The high-flying, bone-breaking, medal-seeking women of BMX

ByMIRIN FADER
August 17, 2016, 10:00 PM

— -- Alise Post and Brooke Crain line up their bikes at the gate. Donning navy jerseys with red-and-white sleeves and covered in stars and stripes, the BMX riders are ready to launch themselves from an 8-meter-high ramp.

Here, at the U.S. Olympic Training Center in Chula Vista, California, lies one of the toughest tracks in the world; its jumps and turns dare riders to conquer or crash.

"The slightest error, you're on the ground with a punctured lung," says Jamie Staff, director of BMX for USA Cycling.

Heads down, backs straight, hands tight -- hands really, really tight -- Post, 25 and Crain, 23, don't have time for fear. Two and a half seconds later, the riders who will represent Team USA at the Rio Olympics starting Wednesday, zoom down the track, bouncing over jumps like billy goats and hanging in the air as if they won't come down. Less than a minute later, they've completed the outrageous course.

"I think everybody in this sport is somewhat of an adrenaline junkie," Post says. "You get addicted to that rush of it. That's what keeps you coming back. That little bit of unknown, and that bit of fear, it's always going to be there. But that's the thrill of it."

A need for speed

Post and Crain ride again and again from 9 a.m. until noon on the Chula Vista track, alongside their Rio-bound male teammates, Nic Long, Corben Sharrah and Connor Fields.

BMX, or bicycle motocross, took off in Southern California in the 1970s. Testing riders to the brink of physical and mental exhaustion, the sport debuted on the Olympic stage at the 2008 Beijing Games.

Side by side, cyclists race over a course filled with giant leaps and challenging turns, with the winner being the first to cross the finish line.

Though three USA riders medaled in Beijing -- Mike Day (silver), Donny Robinson (bronze) and Jill Kintner (bronze), an American has yet to win gold.

Post and Crain hope to change that this week.

In practice, they don't go at any gear other than all-out, especially since the sting of the 2012 London Games remains. Post crashed twice in the semifinal heats, while Crain wiped out in qualifying on the first day but still advanced to the finals before finishing eighth.

"In practice, they're always pushing it so hard," says Long, who conserves his maximum effort for races. "I don't crash very often. Maybe it's because I don't push it super hard out here.

"They don't seem to have that switch. They just go as hard as they can at all times."

Both women grew up with family members who motivated them to keep up.

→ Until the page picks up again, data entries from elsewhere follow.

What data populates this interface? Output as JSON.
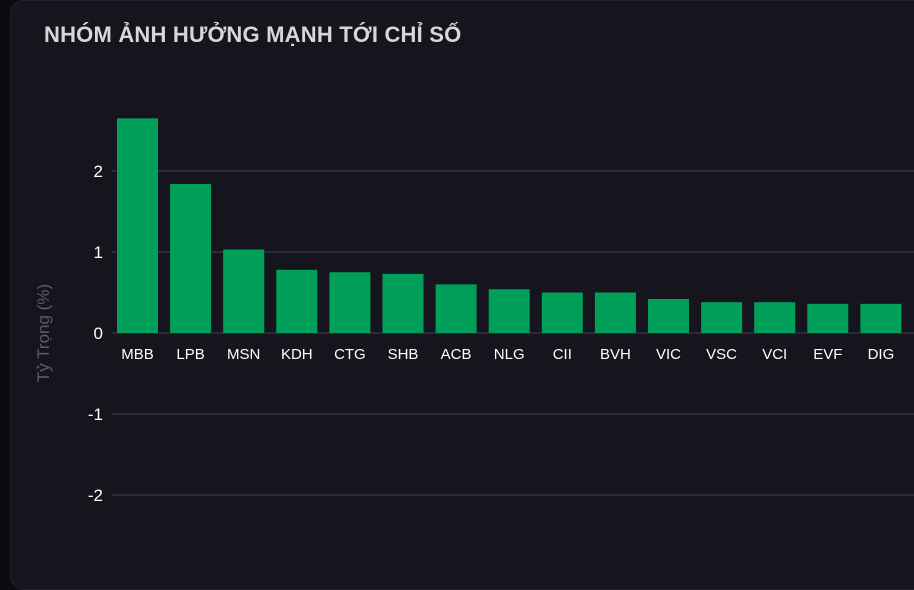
{
  "chart_data": {
    "type": "bar",
    "title": "NHÓM ẢNH HƯỞNG MẠNH TỚI CHỈ SỐ",
    "xlabel": "",
    "ylabel": "Tỷ Trọng (%)",
    "ylim": [
      -2.5,
      2.5
    ],
    "yticks": [
      2,
      1,
      0,
      -1,
      -2
    ],
    "tick_labels": [
      "2",
      "1",
      "0",
      "-1",
      "-2"
    ],
    "grid": true,
    "categories": [
      "MBB",
      "LPB",
      "MSN",
      "KDH",
      "CTG",
      "SHB",
      "ACB",
      "NLG",
      "CII",
      "BVH",
      "VIC",
      "VSC",
      "VCI",
      "EVF",
      "DIG"
    ],
    "values": [
      2.65,
      1.84,
      1.03,
      0.78,
      0.75,
      0.73,
      0.6,
      0.54,
      0.5,
      0.5,
      0.42,
      0.38,
      0.38,
      0.36,
      0.36
    ],
    "bar_color": "#00a05a",
    "grid_color": "#34323c"
  }
}
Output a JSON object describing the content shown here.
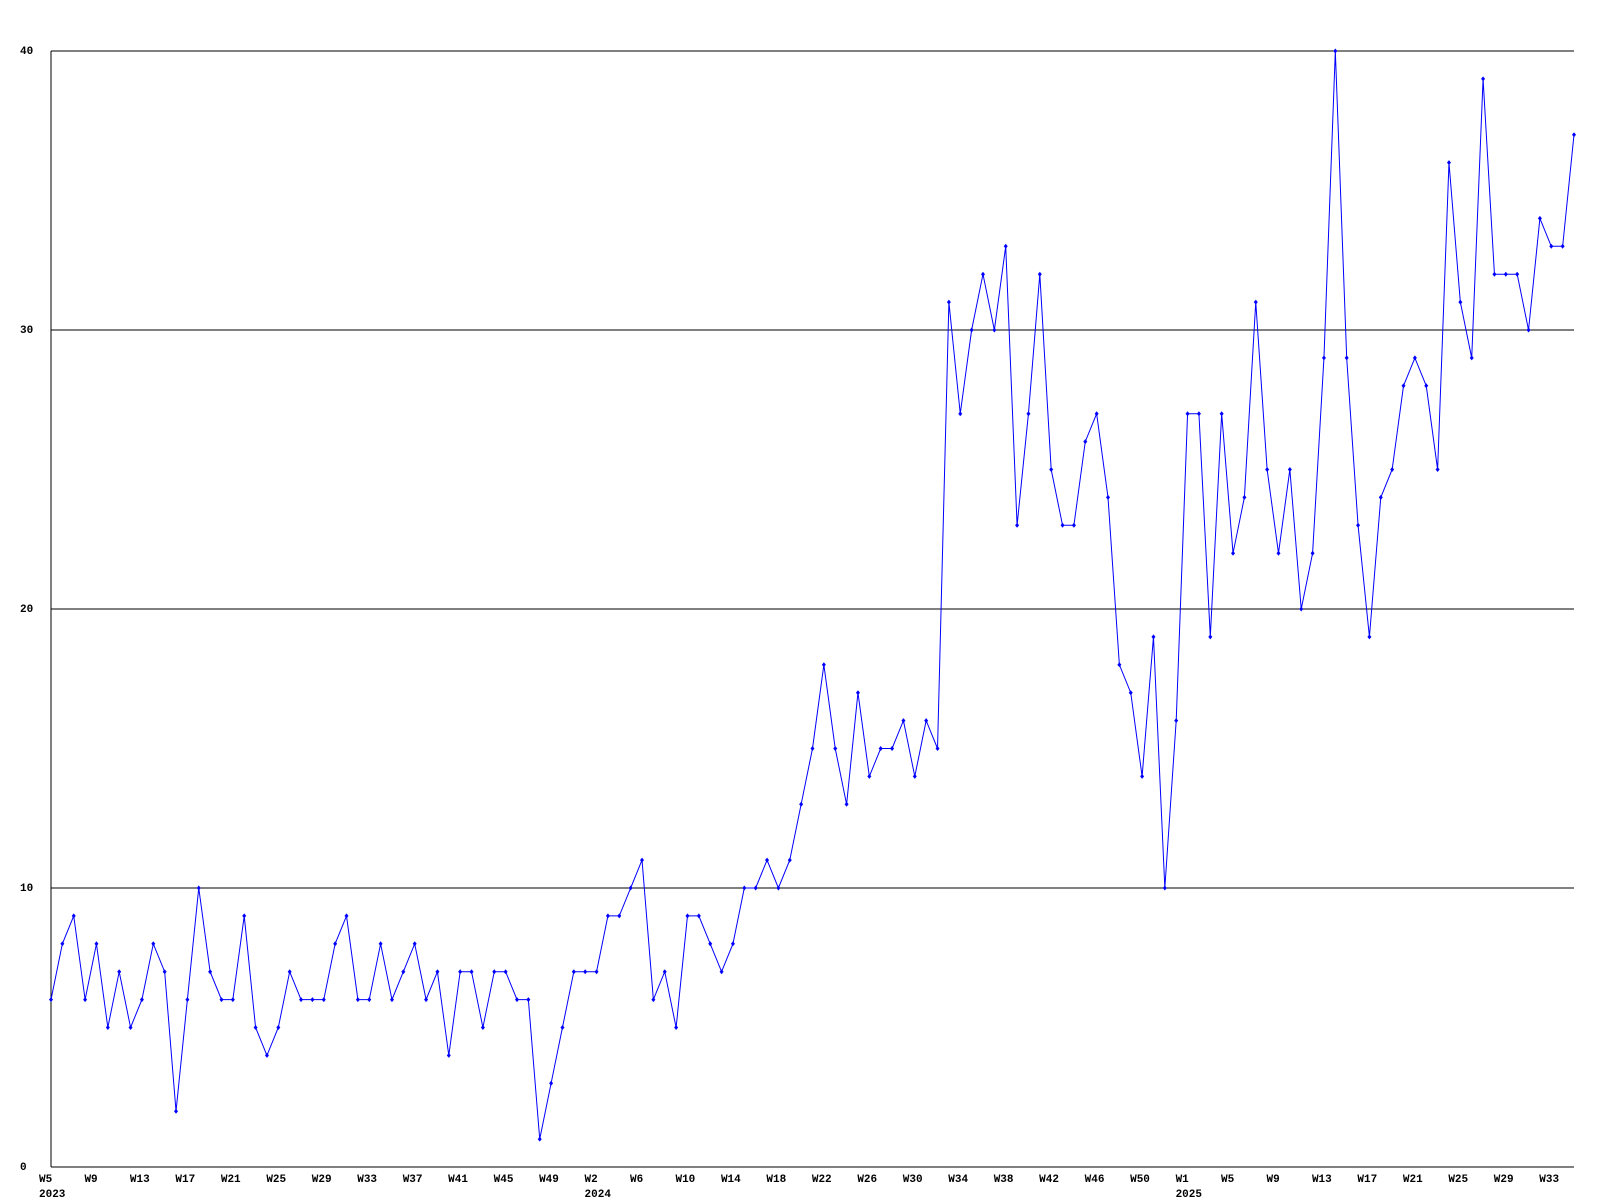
{
  "chart_data": {
    "type": "line",
    "ylim": [
      0,
      40
    ],
    "yticks": [
      0,
      10,
      20,
      30,
      40
    ],
    "grid": true,
    "categories": [
      "W5",
      null,
      null,
      null,
      "W9",
      null,
      null,
      null,
      "W13",
      null,
      null,
      null,
      "W17",
      null,
      null,
      null,
      "W21",
      null,
      null,
      null,
      "W25",
      null,
      null,
      null,
      "W29",
      null,
      null,
      null,
      "W33",
      null,
      null,
      null,
      "W37",
      null,
      null,
      null,
      "W41",
      null,
      null,
      null,
      "W45",
      null,
      null,
      null,
      "W49",
      null,
      null,
      null,
      "W2",
      null,
      null,
      null,
      "W6",
      null,
      null,
      null,
      "W10",
      null,
      null,
      null,
      "W14",
      null,
      null,
      null,
      "W18",
      null,
      null,
      null,
      "W22",
      null,
      null,
      null,
      "W26",
      null,
      null,
      null,
      "W30",
      null,
      null,
      null,
      "W34",
      null,
      null,
      null,
      "W38",
      null,
      null,
      null,
      "W42",
      null,
      null,
      null,
      "W46",
      null,
      null,
      null,
      "W50",
      null,
      null,
      null,
      "W1",
      null,
      null,
      null,
      "W5",
      null,
      null,
      null,
      "W9",
      null,
      null,
      null,
      "W13",
      null,
      null,
      null,
      "W17",
      null,
      null,
      null,
      "W21",
      null,
      null,
      null,
      "W25",
      null,
      null,
      null,
      "W29",
      null,
      null,
      null,
      "W33",
      null,
      null
    ],
    "year_labels": [
      "2023",
      null,
      null,
      null,
      null,
      null,
      null,
      null,
      null,
      null,
      null,
      null,
      null,
      null,
      null,
      null,
      null,
      null,
      null,
      null,
      null,
      null,
      null,
      null,
      null,
      null,
      null,
      null,
      null,
      null,
      null,
      null,
      null,
      null,
      null,
      null,
      null,
      null,
      null,
      null,
      null,
      null,
      null,
      null,
      null,
      null,
      null,
      null,
      "2024",
      null,
      null,
      null,
      null,
      null,
      null,
      null,
      null,
      null,
      null,
      null,
      null,
      null,
      null,
      null,
      null,
      null,
      null,
      null,
      null,
      null,
      null,
      null,
      null,
      null,
      null,
      null,
      null,
      null,
      null,
      null,
      null,
      null,
      null,
      null,
      null,
      null,
      null,
      null,
      null,
      null,
      null,
      null,
      null,
      null,
      null,
      null,
      null,
      null,
      null,
      null,
      "2025",
      null,
      null,
      null,
      null,
      null,
      null,
      null,
      null,
      null,
      null,
      null,
      null,
      null,
      null,
      null,
      null,
      null,
      null,
      null,
      null,
      null,
      null,
      null,
      null,
      null,
      null,
      null,
      null,
      null,
      null,
      null,
      null,
      null,
      null
    ],
    "series": [
      {
        "color": "#0000ff",
        "values": [
          6,
          8,
          9,
          6,
          8,
          5,
          7,
          5,
          6,
          8,
          7,
          2,
          6,
          10,
          7,
          6,
          6,
          9,
          5,
          4,
          5,
          7,
          6,
          6,
          6,
          8,
          9,
          6,
          6,
          8,
          6,
          7,
          8,
          6,
          7,
          4,
          7,
          7,
          5,
          7,
          7,
          6,
          6,
          1,
          3,
          5,
          7,
          7,
          7,
          9,
          9,
          10,
          11,
          6,
          7,
          5,
          9,
          9,
          8,
          7,
          8,
          10,
          10,
          11,
          10,
          11,
          13,
          15,
          18,
          15,
          13,
          17,
          14,
          15,
          15,
          16,
          14,
          16,
          15,
          31,
          27,
          30,
          32,
          30,
          33,
          23,
          27,
          32,
          25,
          23,
          23,
          26,
          27,
          24,
          18,
          17,
          14,
          19,
          10,
          16,
          27,
          27,
          19,
          27,
          22,
          24,
          31,
          25,
          22,
          25,
          20,
          22,
          29,
          40,
          29,
          23,
          19,
          24,
          25,
          28,
          29,
          28,
          25,
          36,
          31,
          29,
          39,
          32,
          32,
          32,
          30,
          34,
          33,
          33,
          37
        ]
      }
    ]
  }
}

The first time Crain hopped on a bike, she cried. The 6-year-old from Visalia, California, was terrified to ride down the hill at a local track, so her parents took turns running behind her, clutching the back of her shirt. "I wouldn't let them let go," Crain says.

Post, also beginning at 6, walked to the top of a local course in Minnesota and chickened out. "My mom and dad tried to get the membership money back, like, 'Oh, cancel it, she's done,' " Post says.

But Post returned the next week, fears be damned.

She crashed.

Hearing her brother yelling at her to get up, she realized she could do it. What's a few bruises? BMX was gnarly. Cool. Something most girls didn't do.

Crain, too, fell in love with the rhythm of the sport: fly, get knocked down, get back up.

Post, who holds eight national No. 1 USA BMX series titles, is the winningest female in USA BMX history.

Crain, who won two world titles as an amateur, became the youngest rider to make a Supercross (international elite style of racing) final as a 16-year-old in 2009. She has made the podium at four World Cups and has been in the top three in the USA elite women's class every year since 2012.

But both battled injuries that threatened their chances of qualifying for the London Games.

Post broke her ankle in 2010. After a full recovery, she blew out her knee in the same leg three months later while going over the handlebars on a jump, which also left her with a ruptured hamstring tendon, a hairline femur fracture and a detached meniscus. She was back on the track in January 2012, just five months after surgery.

Crain broke her shoulder at the world championships in 2012.

BMX provides a high, no matter the physical costs, that only riders can understand.

"I don't think we're human or we're just not going to be able to move when we're 30. One of the two," Crain says. "You have to be tough to be in BMX, you really do. That's just part of our sport."

A shot at redemption

Post remembers London in pieces. "It was just an emotional blur," she says.

During the second semifinal heat, she failed to clear a jump, coming out of the tunnel into the second turn, and crashed. In the third heat, she crashed on the final straight, hitting her head hard.

"My parents told me that I came up to them and was just like, 'Hey, thanks for coming. I gotta go race now.' They said, 'No, no, no. You're done,'" Post says.